Tomorrow at 8:15am (2/9/21) The Morning News will host a conversation about how the Coronavirus pandemic is affecting rental housing.  We hear about relief efforts to help renters but too often that leaves landlords holding the bag.  If the employers are gone because government shut them down, governmental help for renters should extend to the landlords too.

Here's a basic problem scenario.  I have a job, I make money, I use some of that money to pay my bills and pay my rent.  You are a landlord, you have an apartment to rent that makes money for you.  You use that money to pay your bills and to pay for building the apartment.  It works great as long as I pay my rent.

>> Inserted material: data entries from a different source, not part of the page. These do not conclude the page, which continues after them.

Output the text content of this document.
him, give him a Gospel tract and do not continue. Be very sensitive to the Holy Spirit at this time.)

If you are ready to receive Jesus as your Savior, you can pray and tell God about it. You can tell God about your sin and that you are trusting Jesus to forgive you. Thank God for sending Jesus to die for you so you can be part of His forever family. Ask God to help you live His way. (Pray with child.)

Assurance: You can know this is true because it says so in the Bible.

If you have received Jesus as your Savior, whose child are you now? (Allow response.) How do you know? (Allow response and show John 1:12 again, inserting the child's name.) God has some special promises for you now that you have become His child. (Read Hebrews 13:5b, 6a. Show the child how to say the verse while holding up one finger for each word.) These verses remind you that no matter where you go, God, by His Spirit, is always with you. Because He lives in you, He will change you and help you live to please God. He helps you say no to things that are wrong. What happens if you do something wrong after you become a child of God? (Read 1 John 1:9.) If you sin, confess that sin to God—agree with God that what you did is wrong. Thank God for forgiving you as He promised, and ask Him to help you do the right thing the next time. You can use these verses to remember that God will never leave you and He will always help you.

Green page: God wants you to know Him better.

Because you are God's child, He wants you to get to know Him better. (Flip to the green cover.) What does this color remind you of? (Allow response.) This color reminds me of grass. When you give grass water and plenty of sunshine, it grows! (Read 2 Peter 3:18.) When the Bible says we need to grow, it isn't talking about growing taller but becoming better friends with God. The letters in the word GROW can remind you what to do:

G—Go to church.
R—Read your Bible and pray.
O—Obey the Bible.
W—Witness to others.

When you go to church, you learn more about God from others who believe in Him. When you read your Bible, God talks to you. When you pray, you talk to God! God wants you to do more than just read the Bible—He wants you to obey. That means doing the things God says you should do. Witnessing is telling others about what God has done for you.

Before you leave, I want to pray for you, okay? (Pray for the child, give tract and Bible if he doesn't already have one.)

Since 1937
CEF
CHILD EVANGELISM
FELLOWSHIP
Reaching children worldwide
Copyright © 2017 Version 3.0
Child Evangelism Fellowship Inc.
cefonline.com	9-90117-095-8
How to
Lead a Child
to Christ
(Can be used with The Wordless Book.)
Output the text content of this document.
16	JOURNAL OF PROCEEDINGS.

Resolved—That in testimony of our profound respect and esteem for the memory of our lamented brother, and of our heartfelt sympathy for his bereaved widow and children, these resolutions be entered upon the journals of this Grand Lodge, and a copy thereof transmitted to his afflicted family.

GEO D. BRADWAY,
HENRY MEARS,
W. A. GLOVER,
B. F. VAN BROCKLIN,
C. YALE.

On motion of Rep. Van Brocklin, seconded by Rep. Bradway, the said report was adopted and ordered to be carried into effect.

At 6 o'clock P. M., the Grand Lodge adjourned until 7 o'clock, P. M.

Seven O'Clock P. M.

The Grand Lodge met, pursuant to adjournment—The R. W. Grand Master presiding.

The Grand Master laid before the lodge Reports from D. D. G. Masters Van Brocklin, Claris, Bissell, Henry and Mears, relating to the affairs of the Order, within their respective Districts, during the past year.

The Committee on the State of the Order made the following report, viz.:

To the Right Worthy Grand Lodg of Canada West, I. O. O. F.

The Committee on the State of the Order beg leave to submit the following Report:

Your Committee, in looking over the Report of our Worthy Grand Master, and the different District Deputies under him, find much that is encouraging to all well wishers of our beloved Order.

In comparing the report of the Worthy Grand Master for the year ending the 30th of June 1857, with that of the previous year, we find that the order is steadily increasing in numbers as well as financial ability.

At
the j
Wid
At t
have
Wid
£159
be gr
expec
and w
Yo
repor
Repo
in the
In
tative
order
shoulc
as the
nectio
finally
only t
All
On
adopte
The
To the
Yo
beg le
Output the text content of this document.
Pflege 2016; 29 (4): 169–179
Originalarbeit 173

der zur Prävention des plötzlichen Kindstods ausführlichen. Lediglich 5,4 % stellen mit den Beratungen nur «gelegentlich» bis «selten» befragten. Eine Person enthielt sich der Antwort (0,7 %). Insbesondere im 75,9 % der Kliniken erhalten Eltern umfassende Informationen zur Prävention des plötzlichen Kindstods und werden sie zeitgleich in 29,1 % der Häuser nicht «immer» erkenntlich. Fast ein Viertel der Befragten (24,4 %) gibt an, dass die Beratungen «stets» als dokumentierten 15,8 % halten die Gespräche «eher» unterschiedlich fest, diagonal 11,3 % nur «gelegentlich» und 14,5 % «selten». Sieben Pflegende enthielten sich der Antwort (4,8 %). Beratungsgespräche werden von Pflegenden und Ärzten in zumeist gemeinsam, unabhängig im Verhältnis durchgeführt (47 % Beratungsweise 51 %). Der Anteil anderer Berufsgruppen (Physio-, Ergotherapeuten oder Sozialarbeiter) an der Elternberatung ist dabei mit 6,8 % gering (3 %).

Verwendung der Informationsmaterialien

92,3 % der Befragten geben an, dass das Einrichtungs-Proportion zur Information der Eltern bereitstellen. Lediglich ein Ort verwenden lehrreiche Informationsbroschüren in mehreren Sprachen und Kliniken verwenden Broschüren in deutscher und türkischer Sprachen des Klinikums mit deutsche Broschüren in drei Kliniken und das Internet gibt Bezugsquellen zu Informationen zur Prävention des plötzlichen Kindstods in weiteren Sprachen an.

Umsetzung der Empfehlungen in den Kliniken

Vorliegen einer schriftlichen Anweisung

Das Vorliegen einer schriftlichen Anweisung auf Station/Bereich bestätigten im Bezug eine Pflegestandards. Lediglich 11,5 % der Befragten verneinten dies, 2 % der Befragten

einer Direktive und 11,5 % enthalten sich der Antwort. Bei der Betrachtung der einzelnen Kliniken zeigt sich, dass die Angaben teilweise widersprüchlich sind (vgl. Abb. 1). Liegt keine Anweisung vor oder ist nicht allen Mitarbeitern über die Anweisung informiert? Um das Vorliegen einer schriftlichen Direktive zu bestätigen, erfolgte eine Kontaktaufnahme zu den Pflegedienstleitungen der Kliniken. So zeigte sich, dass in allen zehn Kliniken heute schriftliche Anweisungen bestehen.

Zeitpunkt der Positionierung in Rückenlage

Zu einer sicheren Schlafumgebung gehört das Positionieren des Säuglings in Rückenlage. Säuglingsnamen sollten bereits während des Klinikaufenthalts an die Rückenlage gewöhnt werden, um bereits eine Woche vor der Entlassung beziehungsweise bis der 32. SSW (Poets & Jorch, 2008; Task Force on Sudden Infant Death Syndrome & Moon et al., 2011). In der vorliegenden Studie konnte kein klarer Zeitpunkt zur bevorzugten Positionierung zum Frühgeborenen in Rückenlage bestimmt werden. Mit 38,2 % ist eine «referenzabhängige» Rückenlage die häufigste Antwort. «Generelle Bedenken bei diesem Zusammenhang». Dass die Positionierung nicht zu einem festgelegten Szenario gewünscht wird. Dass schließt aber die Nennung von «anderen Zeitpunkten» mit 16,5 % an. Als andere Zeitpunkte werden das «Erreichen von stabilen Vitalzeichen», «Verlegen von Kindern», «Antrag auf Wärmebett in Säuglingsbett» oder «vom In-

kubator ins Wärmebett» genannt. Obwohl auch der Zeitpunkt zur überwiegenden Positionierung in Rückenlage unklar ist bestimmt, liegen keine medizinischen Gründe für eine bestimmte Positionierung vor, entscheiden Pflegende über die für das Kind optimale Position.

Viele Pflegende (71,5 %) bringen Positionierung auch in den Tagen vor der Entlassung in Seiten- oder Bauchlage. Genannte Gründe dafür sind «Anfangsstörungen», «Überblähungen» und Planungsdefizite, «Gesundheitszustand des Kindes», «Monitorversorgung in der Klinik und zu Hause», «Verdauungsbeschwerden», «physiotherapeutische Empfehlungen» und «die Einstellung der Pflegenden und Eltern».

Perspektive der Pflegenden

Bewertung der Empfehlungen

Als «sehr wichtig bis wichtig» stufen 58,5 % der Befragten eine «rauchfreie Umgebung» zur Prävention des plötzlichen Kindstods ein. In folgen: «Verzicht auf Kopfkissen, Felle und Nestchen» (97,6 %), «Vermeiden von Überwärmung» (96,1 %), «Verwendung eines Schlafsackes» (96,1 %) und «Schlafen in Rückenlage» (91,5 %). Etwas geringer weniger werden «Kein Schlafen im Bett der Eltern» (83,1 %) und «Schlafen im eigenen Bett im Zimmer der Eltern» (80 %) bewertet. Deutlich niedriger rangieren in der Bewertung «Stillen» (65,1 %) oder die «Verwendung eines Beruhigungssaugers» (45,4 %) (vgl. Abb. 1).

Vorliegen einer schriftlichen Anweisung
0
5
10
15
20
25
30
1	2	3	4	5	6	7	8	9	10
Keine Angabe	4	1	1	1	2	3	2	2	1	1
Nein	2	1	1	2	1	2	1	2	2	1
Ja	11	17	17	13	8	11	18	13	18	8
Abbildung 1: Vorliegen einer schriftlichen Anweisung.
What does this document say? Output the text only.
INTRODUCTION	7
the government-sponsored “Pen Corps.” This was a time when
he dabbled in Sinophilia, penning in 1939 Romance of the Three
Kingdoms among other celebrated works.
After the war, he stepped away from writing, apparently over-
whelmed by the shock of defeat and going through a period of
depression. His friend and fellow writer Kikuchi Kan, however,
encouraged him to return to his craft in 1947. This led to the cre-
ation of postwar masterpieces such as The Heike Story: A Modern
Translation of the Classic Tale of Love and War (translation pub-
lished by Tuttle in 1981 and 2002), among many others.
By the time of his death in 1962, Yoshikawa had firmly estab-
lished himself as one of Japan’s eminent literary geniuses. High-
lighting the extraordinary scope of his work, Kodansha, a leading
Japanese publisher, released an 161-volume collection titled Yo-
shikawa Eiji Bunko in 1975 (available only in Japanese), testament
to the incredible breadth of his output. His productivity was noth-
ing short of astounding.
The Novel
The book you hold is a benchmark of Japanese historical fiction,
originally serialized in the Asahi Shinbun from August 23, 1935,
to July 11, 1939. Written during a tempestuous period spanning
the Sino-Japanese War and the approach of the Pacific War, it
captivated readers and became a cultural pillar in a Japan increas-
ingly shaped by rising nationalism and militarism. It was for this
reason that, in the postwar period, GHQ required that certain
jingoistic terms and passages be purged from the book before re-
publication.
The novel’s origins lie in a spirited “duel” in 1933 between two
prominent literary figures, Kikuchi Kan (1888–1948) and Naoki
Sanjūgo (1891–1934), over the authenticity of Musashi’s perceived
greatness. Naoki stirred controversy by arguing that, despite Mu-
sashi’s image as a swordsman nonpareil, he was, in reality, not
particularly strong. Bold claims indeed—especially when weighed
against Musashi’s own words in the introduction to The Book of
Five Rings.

But if I lose my job because of the Coronavirus, I can no longer pay you.  Under normal circumstances I would have to leave your apartment....but I still have no money and no job and with the pandemic I have no prospect of getting a job.  So I decide to stay and not pay.  That should be against the law right?  Is is, except  for the Governor's decision to put on and extend a moratorium on evictions. Now you can't kick me out. (Thanks Governor.)  But that means I don't pay you and now you can't find someone else to take my place, Sooooo what has the Governor done for you the landlord?

Landlord Rick Glenn says, "The Governor has decided to once again prolong the shut down of the Washington state economy. It is irresponsible of the Governor to cause a multibillion dollar loss to the economy without protecting the affected parties. Tenants are protected. The rental industry is not."

The Yakima Valley Landlords Association is on the record as supporting a lawsuit against the State of Washington. The premise - If the State is giving a pass to renters who are then not accountable to pay rent, simple fairness says the State needs to provide a comparable measure of support to the rental industry.

Rick Glenn   "It is absolutely essential that landlords have recourse for tenants who choose not to pay rent. As it is now, tenants effectively become the “owners” of the property when they move in. Yet this ownership is much different than any other type of ownership because there are no binding financial obligations related to that “ownership”.

 

Glenn will be on the Morning News tomorrow to illustrate the two basic rules of government. 1. If you want more of something, you subsidize it. 2. If you want less of something you tax it.

He says requiring landlords to continue to function in their traditional roles while allowing renters a "pandemic exception" will result in the shrinking supply of rental housing.